A Semi-supervised Multi-channel Graph Convolutional Network for Query Classification in E-commerce
Chunyuan Yuan, Ming Pang, Zheng Fang, Xue Jiang, Changping Peng, Zhangang Lin
TL;DR
This work tackles query intent classification in e-commerce by addressing long-tail category imbalances and unstable posterior labels derived from user clicks. It introduces SMGCN, a semi-supervised, multi-channel graph convolutional network that (i) learns joint query-category representations with a shared encoder, (ii) generates semi-supervised labels from query-category similarity, and (iii) fuses co-occurrence and semantic similarity graphs to produce robust category embeddings. The model combines posterior signals with semi-supervised guidance and leverages two category graphs to transfer information to tail categories, improving recall, especially for long-tail intents, as shown by strong offline results and online A/B gains on JD’s search engine. The approach is deployed in production, delivering measurable uplifts in user engagement and diversity of retrieved categories, and it highlights a practical pathway for large-scale, robust query intent classification in dynamic e-commerce settings.
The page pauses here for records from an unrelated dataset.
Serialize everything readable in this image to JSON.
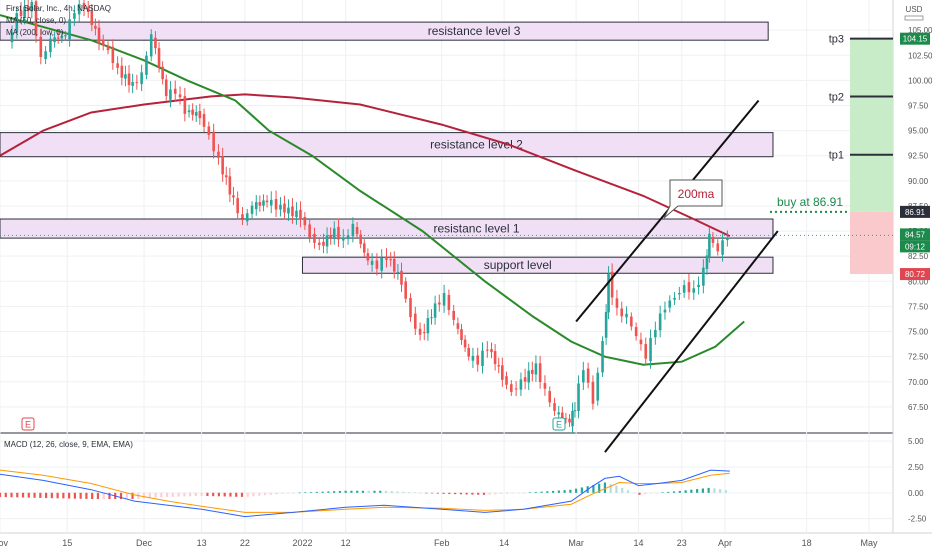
{
  "header": {
    "symbol_line": "First Solar, Inc., 4h, NASDAQ",
    "ma1": "MA (50, close, 0)",
    "ma2": "MA (200, low, 0)",
    "currency": "USD"
  },
  "zones": [
    {
      "label": "resistance level 3",
      "lo": 104.0,
      "hi": 105.8,
      "end_date": "2022-04-10"
    },
    {
      "label": "resistance level 2",
      "lo": 92.4,
      "hi": 94.8,
      "end_date": "2022-04-11"
    },
    {
      "label": "resistanc level 1",
      "lo": 84.3,
      "hi": 86.2,
      "end_date": "2022-04-11"
    },
    {
      "label": "support level",
      "lo": 80.8,
      "hi": 82.4,
      "end_date": "2022-04-11",
      "start_date": "2022-01-03"
    }
  ],
  "annotations": {
    "callout": "200ma",
    "buy": "buy at 86.91",
    "targets": [
      {
        "label": "tp3",
        "value": 104.15
      },
      {
        "label": "tp2",
        "value": 98.4
      },
      {
        "label": "tp1",
        "value": 92.6
      }
    ],
    "event_markers": [
      "E",
      "E"
    ]
  },
  "price_tags": [
    {
      "value": "104.15",
      "color": "#1b8a4b"
    },
    {
      "value": "86.91",
      "color": "#2b2f3a"
    },
    {
      "value": "84.57",
      "color": "#1b8a4b"
    },
    {
      "value": "09:12",
      "color": "#1b8a4b"
    },
    {
      "value": "80.72",
      "color": "#e0464f"
    }
  ],
  "macd_title": "MACD (12, 26, close, 9, EMA, EMA)",
  "colors": {
    "ma50": "#2a8a2a",
    "ma200": "#b5223b",
    "zone_fill": "#f1e0f5",
    "up": "#26a69a",
    "down": "#ef5350",
    "profit": "#c8ebc8",
    "loss": "#f9c9cc",
    "macd_line": "#2962ff",
    "signal_line": "#ff9800"
  },
  "chart_data": [
    {
      "type": "candlestick",
      "title": "First Solar, Inc., 4h, NASDAQ",
      "ylim": [
        65.0,
        108.0
      ],
      "yticks": [
        67.5,
        70.0,
        72.5,
        75.0,
        77.5,
        80.0,
        82.5,
        85.0,
        87.5,
        90.0,
        92.5,
        95.0,
        97.5,
        100.0,
        102.5,
        105.0
      ],
      "xlim": [
        "2021-11-01",
        "2022-05-06"
      ],
      "xticks": [
        {
          "label": "Nov",
          "date": "2021-11-01"
        },
        {
          "label": "15",
          "date": "2021-11-15"
        },
        {
          "label": "Dec",
          "date": "2021-12-01"
        },
        {
          "label": "13",
          "date": "2021-12-13"
        },
        {
          "label": "22",
          "date": "2021-12-22"
        },
        {
          "label": "2022",
          "date": "2022-01-03"
        },
        {
          "label": "12",
          "date": "2022-01-12"
        },
        {
          "label": "Feb",
          "date": "2022-02-01"
        },
        {
          "label": "14",
          "date": "2022-02-14"
        },
        {
          "label": "Mar",
          "date": "2022-03-01"
        },
        {
          "label": "14",
          "date": "2022-03-14"
        },
        {
          "label": "23",
          "date": "2022-03-23"
        },
        {
          "label": "Apr",
          "date": "2022-04-01"
        },
        {
          "label": "18",
          "date": "2022-04-18"
        },
        {
          "label": "May",
          "date": "2022-05-01"
        }
      ],
      "price_path": [
        [
          "2021-11-03",
          103.5
        ],
        [
          "2021-11-05",
          106.5
        ],
        [
          "2021-11-08",
          107.5
        ],
        [
          "2021-11-10",
          102.0
        ],
        [
          "2021-11-12",
          104.0
        ],
        [
          "2021-11-15",
          104.5
        ],
        [
          "2021-11-17",
          107.0
        ],
        [
          "2021-11-19",
          107.5
        ],
        [
          "2021-11-22",
          104.0
        ],
        [
          "2021-11-24",
          103.0
        ],
        [
          "2021-11-26",
          101.0
        ],
        [
          "2021-11-29",
          99.5
        ],
        [
          "2021-12-01",
          100.5
        ],
        [
          "2021-12-03",
          104.5
        ],
        [
          "2021-12-06",
          98.5
        ],
        [
          "2021-12-08",
          99.0
        ],
        [
          "2021-12-10",
          97.0
        ],
        [
          "2021-12-13",
          96.5
        ],
        [
          "2021-12-15",
          94.5
        ],
        [
          "2021-12-17",
          92.0
        ],
        [
          "2021-12-20",
          88.0
        ],
        [
          "2021-12-22",
          86.0
        ],
        [
          "2021-12-24",
          87.5
        ],
        [
          "2021-12-27",
          88.0
        ],
        [
          "2021-12-29",
          87.5
        ],
        [
          "2022-01-03",
          86.5
        ],
        [
          "2022-01-05",
          84.5
        ],
        [
          "2022-01-07",
          83.5
        ],
        [
          "2022-01-10",
          85.0
        ],
        [
          "2022-01-12",
          84.0
        ],
        [
          "2022-01-14",
          85.5
        ],
        [
          "2022-01-17",
          82.0
        ],
        [
          "2022-01-19",
          81.5
        ],
        [
          "2022-01-21",
          82.5
        ],
        [
          "2022-01-24",
          80.0
        ],
        [
          "2022-01-26",
          76.5
        ],
        [
          "2022-01-28",
          74.5
        ],
        [
          "2022-01-31",
          77.5
        ],
        [
          "2022-02-02",
          78.5
        ],
        [
          "2022-02-04",
          76.0
        ],
        [
          "2022-02-07",
          72.5
        ],
        [
          "2022-02-09",
          72.0
        ],
        [
          "2022-02-11",
          73.5
        ],
        [
          "2022-02-14",
          70.5
        ],
        [
          "2022-02-16",
          69.0
        ],
        [
          "2022-02-18",
          70.0
        ],
        [
          "2022-02-21",
          71.5
        ],
        [
          "2022-02-23",
          69.0
        ],
        [
          "2022-02-25",
          67.0
        ],
        [
          "2022-02-28",
          66.0
        ],
        [
          "2022-03-01",
          67.5
        ],
        [
          "2022-03-03",
          71.5
        ],
        [
          "2022-03-05",
          68.0
        ],
        [
          "2022-03-07",
          74.0
        ],
        [
          "2022-03-08",
          80.5
        ],
        [
          "2022-03-10",
          77.0
        ],
        [
          "2022-03-12",
          76.5
        ],
        [
          "2022-03-14",
          74.5
        ],
        [
          "2022-03-16",
          72.5
        ],
        [
          "2022-03-18",
          75.5
        ],
        [
          "2022-03-20",
          77.5
        ],
        [
          "2022-03-22",
          78.5
        ],
        [
          "2022-03-24",
          79.5
        ],
        [
          "2022-03-26",
          79.0
        ],
        [
          "2022-03-28",
          81.0
        ],
        [
          "2022-03-29",
          84.5
        ],
        [
          "2022-03-31",
          83.0
        ],
        [
          "2022-04-02",
          84.6
        ]
      ],
      "ma50": [
        [
          "2021-11-01",
          106.5
        ],
        [
          "2021-11-20",
          104.0
        ],
        [
          "2021-12-01",
          102.0
        ],
        [
          "2021-12-10",
          100.0
        ],
        [
          "2021-12-20",
          98.0
        ],
        [
          "2021-12-27",
          95.0
        ],
        [
          "2022-01-05",
          92.5
        ],
        [
          "2022-01-15",
          89.0
        ],
        [
          "2022-01-28",
          85.0
        ],
        [
          "2022-02-10",
          80.0
        ],
        [
          "2022-02-20",
          76.5
        ],
        [
          "2022-02-28",
          74.0
        ],
        [
          "2022-03-07",
          72.5
        ],
        [
          "2022-03-15",
          71.7
        ],
        [
          "2022-03-23",
          72.0
        ],
        [
          "2022-03-30",
          73.5
        ],
        [
          "2022-04-05",
          76.0
        ]
      ],
      "ma200": [
        [
          "2021-11-01",
          92.5
        ],
        [
          "2021-11-10",
          95.0
        ],
        [
          "2021-11-20",
          96.8
        ],
        [
          "2021-12-01",
          97.6
        ],
        [
          "2021-12-15",
          98.4
        ],
        [
          "2021-12-22",
          98.6
        ],
        [
          "2022-01-01",
          98.3
        ],
        [
          "2022-01-15",
          97.6
        ],
        [
          "2022-02-01",
          95.6
        ],
        [
          "2022-02-15",
          93.6
        ],
        [
          "2022-03-01",
          91.0
        ],
        [
          "2022-03-15",
          88.5
        ],
        [
          "2022-03-25",
          86.3
        ],
        [
          "2022-04-02",
          84.5
        ]
      ],
      "channel": {
        "upper": [
          [
            "2022-03-01",
            76.0
          ],
          [
            "2022-04-08",
            98.0
          ]
        ],
        "lower": [
          [
            "2022-03-07",
            63.0
          ],
          [
            "2022-04-12",
            85.0
          ]
        ]
      },
      "last_price": 84.57
    },
    {
      "type": "macd",
      "title": "MACD (12, 26, close, 9, EMA, EMA)",
      "ylim": [
        -3.6,
        5.5
      ],
      "yticks": [
        -2.5,
        0.0,
        2.5,
        5.0
      ],
      "macd": [
        [
          "2021-11-01",
          1.8
        ],
        [
          "2021-11-10",
          1.2
        ],
        [
          "2021-11-20",
          0.3
        ],
        [
          "2021-11-29",
          -0.8
        ],
        [
          "2021-12-06",
          -1.2
        ],
        [
          "2021-12-13",
          -1.6
        ],
        [
          "2021-12-22",
          -2.3
        ],
        [
          "2022-01-01",
          -1.9
        ],
        [
          "2022-01-12",
          -1.4
        ],
        [
          "2022-01-20",
          -1.2
        ],
        [
          "2022-02-01",
          -1.6
        ],
        [
          "2022-02-10",
          -1.9
        ],
        [
          "2022-02-18",
          -1.6
        ],
        [
          "2022-02-28",
          -0.8
        ],
        [
          "2022-03-04",
          0.5
        ],
        [
          "2022-03-07",
          1.4
        ],
        [
          "2022-03-10",
          1.6
        ],
        [
          "2022-03-14",
          0.7
        ],
        [
          "2022-03-18",
          0.9
        ],
        [
          "2022-03-23",
          1.2
        ],
        [
          "2022-03-29",
          2.2
        ],
        [
          "2022-04-02",
          2.1
        ]
      ],
      "signal": [
        [
          "2021-11-01",
          2.2
        ],
        [
          "2021-11-10",
          1.7
        ],
        [
          "2021-11-20",
          0.9
        ],
        [
          "2021-11-29",
          -0.2
        ],
        [
          "2021-12-06",
          -0.8
        ],
        [
          "2021-12-13",
          -1.3
        ],
        [
          "2021-12-22",
          -1.9
        ],
        [
          "2022-01-01",
          -1.9
        ],
        [
          "2022-01-12",
          -1.6
        ],
        [
          "2022-01-20",
          -1.4
        ],
        [
          "2022-02-01",
          -1.5
        ],
        [
          "2022-02-10",
          -1.7
        ],
        [
          "2022-02-18",
          -1.6
        ],
        [
          "2022-02-28",
          -1.1
        ],
        [
          "2022-03-04",
          -0.2
        ],
        [
          "2022-03-07",
          0.4
        ],
        [
          "2022-03-10",
          1.0
        ],
        [
          "2022-03-14",
          0.9
        ],
        [
          "2022-03-18",
          0.9
        ],
        [
          "2022-03-23",
          1.0
        ],
        [
          "2022-03-29",
          1.7
        ],
        [
          "2022-04-02",
          1.9
        ]
      ]
    }
  ]
}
Future work includes integrating external knowledge such as hierarchical taxonomies to further enrich category representations.
Abstract
Query intent classification is an essential module for customers to find desired products on the e-commerce application quickly. Most existing query intent classification methods rely on the users' click behavior as a supervised signal to construct training samples. However, these methods based entirely on posterior labels may lead to serious category imbalance problems because of the Matthew effect in click samples. Compared with popular categories, it is difficult for products under long-tail categories to obtain traffic and user clicks, which makes the models unable to detect users' intent for products under long-tail categories. This in turn aggravates the problem that long-tail categories cannot obtain traffic, forming a vicious circle. In addition, due to the randomness of the user's click, the posterior label is unstable for the query with similar semantics, which makes the model very sensitive to the input, leading to an unstable and incomplete recall of categories. In this paper, we propose a novel Semi-supervised Multi-channel Graph Convolutional Network (SMGCN) to address the above problems from the perspective of label association and semi-supervised learning. SMGCN extends category information and enhances the posterior label by utilizing the similarity score between the query and categories. Furthermore, it leverages the co-occurrence and semantic similarity graph of categories to strengthen the relations among labels and weaken the influence of posterior label instability. We conduct extensive offline and online A/B experiments, and the experimental results show that SMGCN significantly outperforms the strong baselines, which shows its effectiveness and practicality.